Carlos has previously declared that the Philippines will pursue a policy of “critical engagement” with China by crafting a holistic framework considering political, economic, social, cultural aspects in the bilateral relations instead of merely focusing on diplomatic and defense angles.

“War is not an option. We will continue to talk,” she said.

Carlos also said that while effects of the Russia-Ukraine war are already being felt locally in the form of soaring prices of petroleum products and other commodities, the Philippines will be cushioned by its “robust relations” with Moscow.

“As far as I'm concerned it is not a security threat. Unang-una (First), we have very robust relations with Russia,” she said.

Carlos pointed out that contrary to public perception that the Philippines strengthened its ties with Russia when President Rodrigo Duterte assumed office, it was in fact during the time of President Ferdinand E. Marcos when the country warmed up relations with what was then the Union of Soviet Socialist Republics (USSR).

“One of the things he did was to open diplomatic relations with the USSR, with China, with Libya, etc. And that is one of the major breakthroughs in our foreign policy,” Carlos stated.

Motorists and consumers have been struggling to cope with skyrocketing pump prices since the start of the year due to outside forces, including Russia's invasion of Ukraine.

High fuel prices have forced the government to provide financial aid to transportation and agriculture workers.

It is also because of the surging petroleum prices that Carlos said she would recommend to President-elect Ferdinand “Bongbong” Marcos Jr. to accept Russia's offer to help “satisfy the needs in source1s of energy” in the country, as relayed by Ambassador Marat Pavlov to Marcos during their meeting recently.

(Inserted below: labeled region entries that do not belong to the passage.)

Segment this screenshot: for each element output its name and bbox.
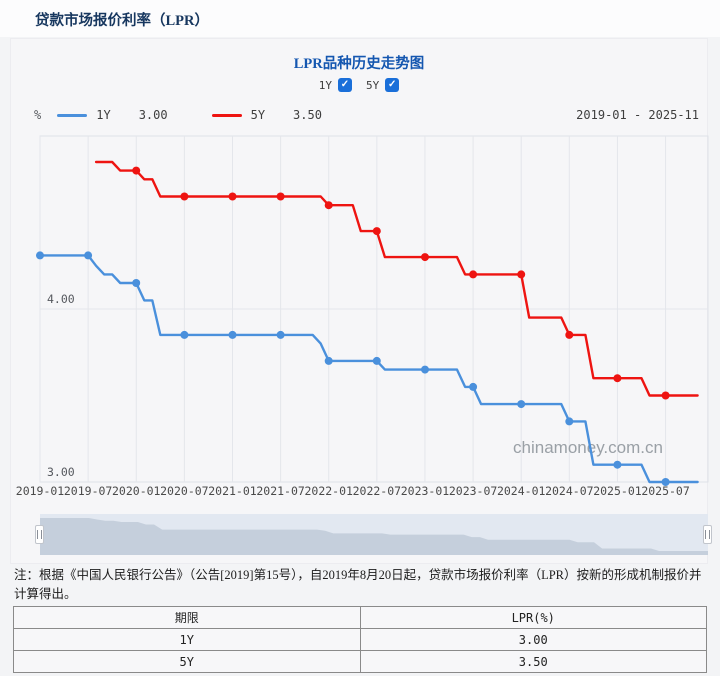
legend-label-5y: 5Y xyxy=(250,108,266,122)
checkbox-5y[interactable]: ✓ xyxy=(385,78,400,92)
svg-text:2022-01: 2022-01 xyxy=(304,484,353,498)
navigator-left-handle[interactable] xyxy=(35,525,44,544)
toggle-1y[interactable]: 1Y ✓ xyxy=(319,78,352,92)
chart-navigator[interactable] xyxy=(11,509,709,561)
chart-title: LPR品种历史走势图 xyxy=(293,56,425,72)
svg-text:4.00: 4.00 xyxy=(47,292,75,306)
grip-icon xyxy=(705,530,710,539)
legend-value-1y: 3.00 xyxy=(138,108,168,122)
toggle-5y[interactable]: 5Y ✓ xyxy=(366,78,400,92)
table-row: 1Y 3.00 xyxy=(13,628,707,651)
svg-text:2022-07: 2022-07 xyxy=(353,484,402,498)
legend-label-1y: 1Y xyxy=(96,108,111,122)
term-cell-5y: 5Y xyxy=(13,650,361,673)
svg-text:2024-07: 2024-07 xyxy=(545,484,594,498)
svg-text:2020-07: 2020-07 xyxy=(160,484,209,498)
checkbox-1y[interactable]: ✓ xyxy=(338,78,352,92)
svg-text:2025-07: 2025-07 xyxy=(641,484,690,498)
navigator-right-handle[interactable] xyxy=(703,525,712,544)
check-icon: ✓ xyxy=(340,79,350,90)
series-toggles: 1Y ✓ 5Y ✓ xyxy=(11,76,707,94)
page-header: 贷款市场报价利率（LPR） xyxy=(0,0,720,37)
footnote: 注：根据《中国人民银行公告》（公告[2019]第15号），自2019年8月20日… xyxy=(14,568,702,601)
table-header-row: 期限 LPR(%) xyxy=(13,606,707,629)
svg-text:2019-01: 2019-01 xyxy=(16,484,65,498)
legend-value-5y: 3.50 xyxy=(293,108,322,122)
toggle-5y-label: 5Y xyxy=(366,78,380,92)
legend-item-5y: 5Y 3.50 xyxy=(211,108,322,122)
svg-text:2021-01: 2021-01 xyxy=(208,484,257,498)
lpr-table: 期限 LPR(%) 1Y 3.00 5Y 3.50 xyxy=(13,606,707,673)
grip-icon xyxy=(37,530,42,539)
date-range: 2019-01 - 2025-11 xyxy=(576,108,699,122)
lpr-cell-1y: 3.00 xyxy=(359,628,707,651)
svg-text:2021-07: 2021-07 xyxy=(256,484,305,498)
svg-text:2019-07: 2019-07 xyxy=(64,484,113,498)
chart-panel: LPR品种历史走势图 1Y ✓ 5Y ✓ % 1Y 3.00 5Y 3.50 2… xyxy=(10,38,712,564)
svg-text:3.00: 3.00 xyxy=(47,465,75,479)
y-axis-unit: % xyxy=(34,108,42,122)
check-icon: ✓ xyxy=(388,79,397,90)
page-title: 贷款市场报价利率（LPR） xyxy=(35,13,209,29)
table-header-lpr: LPR(%) xyxy=(359,606,707,629)
svg-text:2024-01: 2024-01 xyxy=(497,484,546,498)
table-row: 5Y 3.50 xyxy=(13,650,707,673)
legend-item-1y: 1Y 3.00 xyxy=(57,108,168,122)
line-swatch-5y xyxy=(211,113,242,117)
table-header-term: 期限 xyxy=(13,606,361,629)
legend: % 1Y 3.00 5Y 3.50 2019-01 - 2025-11 xyxy=(11,105,707,125)
toggle-1y-label: 1Y xyxy=(318,78,332,92)
svg-text:2025-01: 2025-01 xyxy=(593,484,642,498)
svg-text:2020-01: 2020-01 xyxy=(112,484,161,498)
svg-text:2023-07: 2023-07 xyxy=(449,484,498,498)
svg-text:chinamoney.com.cn: chinamoney.com.cn xyxy=(513,438,663,457)
svg-text:2023-01: 2023-01 xyxy=(401,484,450,498)
lpr-cell-5y: 3.50 xyxy=(359,650,707,673)
line-swatch-1y xyxy=(57,113,88,117)
lpr-history-chart[interactable]: 2019-01 2019-07 2020-01 2020-07 2021-01 2021-… xyxy=(11,131,709,509)
term-cell-1y: 1Y xyxy=(13,628,361,651)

Russia is one of the world's largest exporters of petroleum products, and Marcos and Pavlov have agreed to continue the discussion “a little bit further” in the coming days.

“Energy security is human security. One full tank costs around P5,000. Can you just imagine, money spent for gas could have been spent for food,” Carlos said.

“And that's the reason why I will give the President-elect my comment on the Russian offer for gas and oil,” she said.